In this paper, we obtain several new results on lower bounds and derandomization for ACC^0 circuits (constant-depth circuits consisting of AND/OR/MOD_m gates for a fixed constant m, a frontier class in circuit complexity):
1. We prove that any polynomial-time Merlin-Arthur proof system with an ACC^0 verifier (denoted by MA_{ACC^0}) can be simulated by a nondeterministic proof system with quasi-polynomial running time and polynomial proof length on infinitely many input lengths. This improves the previous simulation by [Chen, Lyu, and Williams, FOCS 2020], which requires both quasi-polynomial running time and proof length.
2. We show that MA_{ACC^0} cannot be computed by fixed-polynomial-size ACC^0 circuits, and our hard languages are hard on a sufficiently dense set of input lengths.
3. We show that NEXP (nondeterministic exponential-time) does not have ACC^0 circuits of sub-half-exponential size, improving the previous sub-third-exponential size lower bound for NEXP against ACC^0 by [Williams, J. ACM 2014].
Combining our first and second results gives a conceptually simpler and derandomization-centric proof of the recent breakthrough result NQP = \NTIME[2^{polylog(n)}] is not in ACC^0 by [Murray and Williams, SICOMP 2020]: Instead of going through an easy witness lemma as they did, we first prove an ACC^0 lower bound for a subclass of MA, and then derandomize that subclass into NQP, while retaining its hardness against ACC^0.
Moreover, since our derandomization of MA_{ACC^0} achieves a polynomial proof length, we indeed prove that nondeterministic quasi-polynomial-time with n^{omega(1)} nondeterminism bits (denoted as NTIMEGUESS[2^{polylog(n)},n^{omega(1)}]) has no poly(n)-size ACC^0 circuits, giving a new proof of a result by Vyas. Combining with a win-win argument based on randomized encodings from [Chen and Ren, STOC 2020], we also prove that NTIMEGUESS[2^{polylog(n)},n^{omega(1)}] cannot be (1/2+1/poly(n))-approximated by poly(n)-size ACC^0 circuits, improving the recent strongly average-case lower bounds for NQP against ACC^0 by [Chen and Ren, STOC 2020].

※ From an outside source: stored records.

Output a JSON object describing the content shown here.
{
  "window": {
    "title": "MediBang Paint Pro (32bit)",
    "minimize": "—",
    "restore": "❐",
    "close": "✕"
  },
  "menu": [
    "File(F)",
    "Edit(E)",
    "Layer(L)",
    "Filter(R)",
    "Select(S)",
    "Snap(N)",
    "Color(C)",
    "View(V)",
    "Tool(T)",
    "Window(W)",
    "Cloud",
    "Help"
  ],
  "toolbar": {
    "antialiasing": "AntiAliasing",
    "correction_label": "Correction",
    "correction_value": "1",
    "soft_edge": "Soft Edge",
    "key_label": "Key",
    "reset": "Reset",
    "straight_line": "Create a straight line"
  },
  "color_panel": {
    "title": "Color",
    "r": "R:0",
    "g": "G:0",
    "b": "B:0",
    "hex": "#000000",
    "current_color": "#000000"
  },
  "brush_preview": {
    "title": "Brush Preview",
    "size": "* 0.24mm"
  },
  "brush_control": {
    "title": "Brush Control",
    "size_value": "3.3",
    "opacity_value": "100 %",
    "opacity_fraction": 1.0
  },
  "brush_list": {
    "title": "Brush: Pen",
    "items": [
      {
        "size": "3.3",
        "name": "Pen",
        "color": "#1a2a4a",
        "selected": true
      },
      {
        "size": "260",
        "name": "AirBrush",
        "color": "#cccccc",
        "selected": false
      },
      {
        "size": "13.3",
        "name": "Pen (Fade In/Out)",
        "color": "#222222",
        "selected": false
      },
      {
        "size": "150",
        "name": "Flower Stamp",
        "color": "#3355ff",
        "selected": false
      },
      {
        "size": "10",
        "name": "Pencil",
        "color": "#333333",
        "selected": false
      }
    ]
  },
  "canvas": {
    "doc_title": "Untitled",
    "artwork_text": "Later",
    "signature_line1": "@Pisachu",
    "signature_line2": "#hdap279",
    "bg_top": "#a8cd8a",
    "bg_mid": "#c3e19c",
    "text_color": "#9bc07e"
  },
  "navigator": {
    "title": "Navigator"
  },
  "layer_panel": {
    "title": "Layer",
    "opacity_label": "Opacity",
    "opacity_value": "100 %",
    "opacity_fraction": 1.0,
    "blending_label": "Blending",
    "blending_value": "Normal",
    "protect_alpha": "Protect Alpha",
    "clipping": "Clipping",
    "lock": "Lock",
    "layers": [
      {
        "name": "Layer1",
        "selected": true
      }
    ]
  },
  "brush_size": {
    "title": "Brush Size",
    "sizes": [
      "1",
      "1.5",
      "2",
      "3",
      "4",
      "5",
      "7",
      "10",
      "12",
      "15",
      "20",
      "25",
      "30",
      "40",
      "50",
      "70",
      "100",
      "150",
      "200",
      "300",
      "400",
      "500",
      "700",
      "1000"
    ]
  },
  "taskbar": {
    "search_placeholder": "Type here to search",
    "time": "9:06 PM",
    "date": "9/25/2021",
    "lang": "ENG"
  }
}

One interesting technical ingredient behind our second result is the construction of a PSPACE-complete language that is paddable, downward self-reducible, same-length checkable, and weakly error correctable. Moreover, all its reducibility properties have corresponding AC^0[2] non-adaptive oracle circuits. Our construction builds and improves upon similar constructions from [Trevisan and Vadhan, Complexity 2007] and [Chen, FOCS 2019], which all require at least TC^0 oracle circuits for implementing these properties.